Experimental results of resistance dependence (thermal stability) of microheater versus testing time at different applied voltages

Full size image

5.3 Thermal stability

This parameter can be tested by applying a constant voltage across the heater. In order to determine the thermal stability, the first step is to calculate the temperature of membrane using Eq. (6). Thermal stability of structure is tested by applying a constant voltage across double spiral heater for long time duration. As shown in Fig. 7, at an applied voltage, V = 3.5 V for 4.1 h, the resistance value of microheater is found to be 239 ± 0.5 Ω. At V = 5.5 V, the resistance value of microheater for same time duration was found to be 310 ± 1.5 Ω. Hence, it can be seen that if applied voltage across heater is increased, the deviation in resistance or temperature of microhotplate is also increased.

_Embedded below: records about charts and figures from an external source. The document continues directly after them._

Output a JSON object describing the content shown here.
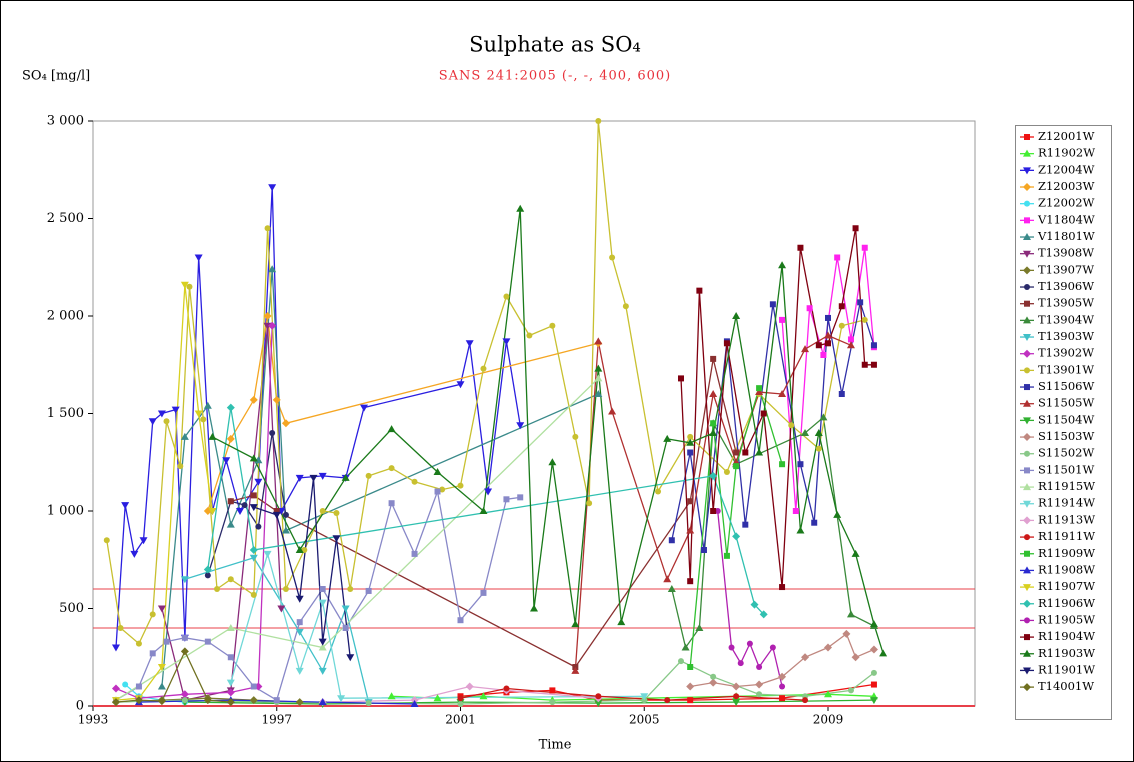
{
  "chart_data": {
    "type": "line",
    "title": "Sulphate as SO₄",
    "subtitle": "SANS 241:2005 (-, -, 400, 600)",
    "y_label": "SO₄ [mg/l]",
    "x_label": "Time",
    "xlim": [
      1993,
      2012.2
    ],
    "xticks": [
      1993,
      1997,
      2001,
      2005,
      2009
    ],
    "ylim": [
      0,
      3000
    ],
    "yticks": [
      0,
      500,
      {
        "value": 1000,
        "label": "1 000"
      },
      {
        "value": 1500,
        "label": "1 500"
      },
      {
        "value": 2000,
        "label": "2 000"
      },
      {
        "value": 2500,
        "label": "2 500"
      },
      {
        "value": 3000,
        "label": "3 000"
      }
    ],
    "hlines": [
      {
        "value": 600,
        "color": "#e8404a"
      },
      {
        "value": 400,
        "color": "#e8404a"
      }
    ],
    "legend": "right",
    "series": [
      {
        "name": "Z12001W",
        "color": "#ee1111",
        "marker": "square",
        "x": [
          2001.0,
          2002.0,
          2003.0,
          2004.0,
          2006,
          2008,
          2010.0
        ],
        "values": [
          50,
          70,
          80,
          30,
          30,
          40,
          110
        ]
      },
      {
        "name": "R11902W",
        "color": "#44ee33",
        "marker": "triangle",
        "x": [
          1999.5,
          2000.5,
          2001.5,
          2003,
          2005,
          2007,
          2009,
          2010.0
        ],
        "values": [
          50,
          40,
          50,
          30,
          40,
          50,
          60,
          50
        ]
      },
      {
        "name": "Z12004W",
        "color": "#2a1ee0",
        "marker": "down",
        "x": [
          1993.5,
          1993.7,
          1993.9,
          1994.1,
          1994.3,
          1994.5,
          1994.8,
          1995.0,
          1995.3,
          1995.6,
          1995.9,
          1996.2,
          1996.6,
          1996.9,
          1997.1,
          1997.5,
          1998.0,
          1998.5,
          1998.9,
          2001.0,
          2001.2,
          2001.6,
          2002.0,
          2002.3
        ],
        "values": [
          300,
          1030,
          780,
          850,
          1460,
          1500,
          1520,
          350,
          2300,
          1000,
          1260,
          1000,
          1150,
          2660,
          1000,
          1170,
          1180,
          1170,
          1530,
          1650,
          1860,
          1100,
          1870,
          1440
        ]
      },
      {
        "name": "Z12003W",
        "color": "#f5a623",
        "marker": "diamond",
        "x": [
          1995.5,
          1996.0,
          1996.5,
          1996.8,
          1997.0,
          1997.2,
          2004.0
        ],
        "values": [
          1000,
          1370,
          1570,
          2000,
          1570,
          1450,
          1860
        ]
      },
      {
        "name": "Z12002W",
        "color": "#44e0f0",
        "marker": "circle",
        "x": [
          1993.7,
          1994.0,
          1994.5,
          1995.0
        ],
        "values": [
          110,
          50,
          30,
          20
        ]
      },
      {
        "name": "V11804W",
        "color": "#ff22ee",
        "marker": "square",
        "x": [
          2008.0,
          2008.3,
          2008.6,
          2008.9,
          2009.2,
          2009.5,
          2009.8,
          2010.0
        ],
        "values": [
          1980,
          1000,
          2040,
          1800,
          2300,
          1880,
          2350,
          1840
        ]
      },
      {
        "name": "V11801W",
        "color": "#3a8a8a",
        "marker": "triangle",
        "x": [
          1994.5,
          1995.0,
          1995.5,
          1996.0,
          1996.6,
          1996.9,
          1997.2,
          2004.0
        ],
        "values": [
          100,
          1380,
          1540,
          930,
          1260,
          2240,
          900,
          1600
        ]
      },
      {
        "name": "T13908W",
        "color": "#8a2a7a",
        "marker": "down",
        "x": [
          1994.5,
          1995.0,
          1996.0,
          1996.8,
          1997.1
        ],
        "values": [
          500,
          30,
          80,
          1950,
          500
        ]
      },
      {
        "name": "T13907W",
        "color": "#7a7a2a",
        "marker": "diamond",
        "x": [
          1993.5,
          1994.5,
          1995.5,
          1996.5,
          1997.5
        ],
        "values": [
          20,
          30,
          40,
          30,
          20
        ]
      },
      {
        "name": "T13906W",
        "color": "#2a2a6a",
        "marker": "circle",
        "x": [
          1995.5,
          1996.0,
          1996.3,
          1996.6,
          1996.9,
          1997.2
        ],
        "values": [
          670,
          1050,
          1030,
          920,
          1400,
          980
        ]
      },
      {
        "name": "T13905W",
        "color": "#8a3030",
        "marker": "square",
        "x": [
          1996.0,
          1996.5,
          1997.0,
          2003.5,
          2006.0,
          2006.5,
          2007.0
        ],
        "values": [
          1050,
          1080,
          1000,
          200,
          1050,
          1780,
          1300
        ]
      },
      {
        "name": "T13904W",
        "color": "#3a8a3a",
        "marker": "triangle",
        "x": [
          2005.6,
          2005.9,
          2006.2,
          2006.5,
          2007.0,
          2008.5,
          2008.9,
          2009.5,
          2010.0
        ],
        "values": [
          600,
          300,
          400,
          1450,
          1240,
          1400,
          1480,
          470,
          410
        ]
      },
      {
        "name": "T13903W",
        "color": "#40c0c8",
        "marker": "down",
        "x": [
          1995.0,
          1996.5,
          1997.5,
          1998.0,
          1998.5,
          1999.0
        ],
        "values": [
          650,
          760,
          380,
          180,
          500,
          20
        ]
      },
      {
        "name": "T13902W",
        "color": "#c030c0",
        "marker": "diamond",
        "x": [
          1993.5,
          1994.0,
          1995.0,
          1996.0,
          1996.6,
          1996.9
        ],
        "values": [
          90,
          40,
          60,
          70,
          100,
          1950
        ]
      },
      {
        "name": "T13901W",
        "color": "#c8c030",
        "marker": "circle",
        "x": [
          1993.3,
          1993.6,
          1994.0,
          1994.3,
          1994.6,
          1994.9,
          1995.1,
          1995.4,
          1995.7,
          1996.0,
          1996.5,
          1996.8,
          1997.2,
          1997.6,
          1998.0,
          1998.3,
          1998.6,
          1999.0,
          1999.5,
          2000.0,
          2000.6,
          2001.0,
          2001.5,
          2002.0,
          2002.5,
          2003.0,
          2003.5,
          2003.8,
          2004.0,
          2004.3,
          2004.6,
          2005.3,
          2006.0,
          2006.8,
          2007.5,
          2008.2,
          2008.8,
          2009.3,
          2009.8
        ],
        "values": [
          850,
          400,
          320,
          470,
          1460,
          1230,
          2150,
          1470,
          600,
          650,
          570,
          2450,
          600,
          800,
          1000,
          990,
          600,
          1180,
          1220,
          1150,
          1110,
          1130,
          1730,
          2100,
          1900,
          1950,
          1380,
          1040,
          3000,
          2300,
          2050,
          1100,
          1380,
          1200,
          1600,
          1440,
          1320,
          1950,
          1980
        ]
      },
      {
        "name": "S11506W",
        "color": "#3030a8",
        "marker": "square",
        "x": [
          2005.6,
          2006.0,
          2006.3,
          2006.8,
          2007.2,
          2007.8,
          2008.4,
          2008.7,
          2009.0,
          2009.3,
          2009.7,
          2010.0
        ],
        "values": [
          850,
          1300,
          800,
          1870,
          930,
          2060,
          1240,
          940,
          1990,
          1600,
          2070,
          1850
        ]
      },
      {
        "name": "S11505W",
        "color": "#b03030",
        "marker": "triangle",
        "x": [
          2003.5,
          2004.0,
          2004.3,
          2005.5,
          2006.0,
          2006.5,
          2007.0,
          2007.5,
          2008.0,
          2008.5,
          2009.0,
          2009.5
        ],
        "values": [
          180,
          1870,
          1510,
          650,
          900,
          1600,
          1250,
          1610,
          1600,
          1830,
          1900,
          1850
        ]
      },
      {
        "name": "S11504W",
        "color": "#30b030",
        "marker": "down",
        "x": [
          1995,
          1998,
          2001,
          2004,
          2007,
          2010
        ],
        "values": [
          20,
          10,
          20,
          15,
          20,
          30
        ]
      },
      {
        "name": "S11503W",
        "color": "#c08880",
        "marker": "diamond",
        "x": [
          2006.0,
          2006.5,
          2007.0,
          2007.5,
          2008.0,
          2008.5,
          2009.0,
          2009.4,
          2009.6,
          2010.0
        ],
        "values": [
          100,
          120,
          100,
          110,
          150,
          250,
          300,
          370,
          250,
          290
        ]
      },
      {
        "name": "S11502W",
        "color": "#88c888",
        "marker": "circle",
        "x": [
          1993.5,
          1995,
          1997,
          1999,
          2001,
          2003,
          2005.0,
          2005.8,
          2006.5,
          2007.5,
          2008.5,
          2009.5,
          2010.0
        ],
        "values": [
          20,
          30,
          20,
          15,
          10,
          20,
          30,
          230,
          150,
          60,
          50,
          80,
          170
        ]
      },
      {
        "name": "S11501W",
        "color": "#8888c8",
        "marker": "square",
        "x": [
          1993.5,
          1994.0,
          1994.3,
          1994.6,
          1995.0,
          1995.5,
          1996.0,
          1996.5,
          1997.0,
          1997.5,
          1998.0,
          1998.5,
          1999.0,
          1999.5,
          2000.0,
          2000.5,
          2001.0,
          2001.5,
          2002.0,
          2002.3
        ],
        "values": [
          30,
          100,
          270,
          330,
          350,
          330,
          250,
          100,
          30,
          430,
          600,
          400,
          590,
          1040,
          780,
          1100,
          440,
          580,
          1060,
          1070
        ]
      },
      {
        "name": "R11915W",
        "color": "#b0e0a0",
        "marker": "triangle",
        "x": [
          1993.5,
          1996.0,
          1998.0,
          2004.0
        ],
        "values": [
          30,
          400,
          300,
          1680
        ]
      },
      {
        "name": "R11914W",
        "color": "#70d8d8",
        "marker": "down",
        "x": [
          1996.0,
          1996.8,
          1997.5,
          1998.0,
          1998.4,
          2005.0
        ],
        "values": [
          120,
          780,
          180,
          530,
          40,
          50
        ]
      },
      {
        "name": "R11913W",
        "color": "#e0a0d0",
        "marker": "diamond",
        "x": [
          1998,
          2000,
          2001.2,
          2002,
          2004
        ],
        "values": [
          20,
          30,
          100,
          80,
          40
        ]
      },
      {
        "name": "R11911W",
        "color": "#cc1818",
        "marker": "circle",
        "x": [
          2001.0,
          2002.0,
          2004.0,
          2005.5,
          2007.0,
          2008.5
        ],
        "values": [
          40,
          90,
          50,
          30,
          50,
          30
        ]
      },
      {
        "name": "R11909W",
        "color": "#30c030",
        "marker": "square",
        "x": [
          2006.0,
          2006.5,
          2006.8,
          2007.0,
          2007.5,
          2008.0
        ],
        "values": [
          200,
          1450,
          770,
          1230,
          1630,
          1240
        ]
      },
      {
        "name": "R11908W",
        "color": "#2a2ad0",
        "marker": "triangle",
        "x": [
          1994,
          1996,
          1998,
          2000
        ],
        "values": [
          20,
          30,
          20,
          10
        ]
      },
      {
        "name": "R11907W",
        "color": "#d8d020",
        "marker": "down",
        "x": [
          1993.5,
          1994.0,
          1994.5,
          1995.0,
          1995.3,
          1995.6
        ],
        "values": [
          30,
          40,
          200,
          2160,
          1500,
          1000
        ]
      },
      {
        "name": "R11906W",
        "color": "#30c0b0",
        "marker": "diamond",
        "x": [
          1995.5,
          1996.0,
          1996.5,
          2006.5,
          2007.0,
          2007.4,
          2007.6
        ],
        "values": [
          700,
          1530,
          800,
          1180,
          870,
          520,
          470
        ]
      },
      {
        "name": "R11905W",
        "color": "#b020b0",
        "marker": "circle",
        "x": [
          2006.6,
          2006.9,
          2007.1,
          2007.3,
          2007.5,
          2007.8,
          2008.0
        ],
        "values": [
          1000,
          300,
          220,
          320,
          200,
          300,
          100
        ]
      },
      {
        "name": "R11904W",
        "color": "#800010",
        "marker": "square",
        "x": [
          2005.8,
          2006.0,
          2006.2,
          2006.5,
          2006.8,
          2007.2,
          2007.6,
          2008.0,
          2008.4,
          2008.8,
          2009.0,
          2009.3,
          2009.6,
          2009.8,
          2010.0
        ],
        "values": [
          1680,
          640,
          2130,
          1000,
          1860,
          1300,
          1500,
          610,
          2350,
          1850,
          1860,
          2050,
          2450,
          1750,
          1750
        ]
      },
      {
        "name": "R11903W",
        "color": "#1a7a1a",
        "marker": "triangle",
        "x": [
          1995.6,
          1996.5,
          1997.5,
          1998.5,
          1999.5,
          2000.5,
          2001.5,
          2002.3,
          2002.6,
          2003.0,
          2003.5,
          2004.0,
          2004.5,
          2005.5,
          2006.0,
          2006.5,
          2007.0,
          2007.5,
          2008.0,
          2008.4,
          2008.8,
          2009.2,
          2009.6,
          2010.0,
          2010.2
        ],
        "values": [
          1380,
          1270,
          800,
          1170,
          1420,
          1200,
          1000,
          2550,
          500,
          1250,
          420,
          1730,
          430,
          1370,
          1350,
          1400,
          2000,
          1300,
          2260,
          900,
          1400,
          980,
          780,
          420,
          270
        ]
      },
      {
        "name": "R11901W",
        "color": "#1a1a70",
        "marker": "down",
        "x": [
          1996.5,
          1997.0,
          1997.5,
          1997.8,
          1998.0,
          1998.3,
          1998.6
        ],
        "values": [
          1020,
          980,
          550,
          1170,
          330,
          860,
          250
        ]
      },
      {
        "name": "T14001W",
        "color": "#707020",
        "marker": "diamond",
        "x": [
          1993.5,
          1994.0,
          1994.5,
          1995.0,
          1995.5,
          1996.0
        ],
        "values": [
          20,
          30,
          25,
          280,
          30,
          20
        ]
      }
    ]
  }
}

In case of V = 7.5 V and 8.5 V, resistance of microheater becomes very high after certain time and performance of the device is significantly degraded. Thus the operation time limit of microhotplate decreases as applied voltage is increased.

Fig. 7
figure 7

Thermal stability testing: a microheater resistance versus testing time at different applied voltages, b optical image of heater glow before breakage and c SEM image of damaged structure

Full size image

6 Conclusion

The microhotplate technology has been presented highlighting the key elements such as heating materials and membrane materials for heaters. A double spiral Pt-based microhotplate has been designed, fabricated and tested. Sequential wet and dry bulk micromachining of silicon has been found to be improve the yield of devices. This process makes the structure less fragile and improves the wafer handling capability. Also, it reduces the fabrication cost and process complexity of sensing film deposition during fabrication of device. The yield of the process using this technique is found to be 80%. The TCR value of platinum was measured to estimate the hotplate temperature. The device was characterized with respect to various reliability parameters such as power consumption, current carrying capability, pulse mode of operation and thermal stability. The microhotplate consumes only 50 mW when heated up to 500 °C. Also, the hotplate can sustain a maximum current of 23.3 mA and 130 cycles of pulse mode operation at different values of applied voltages, (5 V, 6 V and 7 V) without any damage.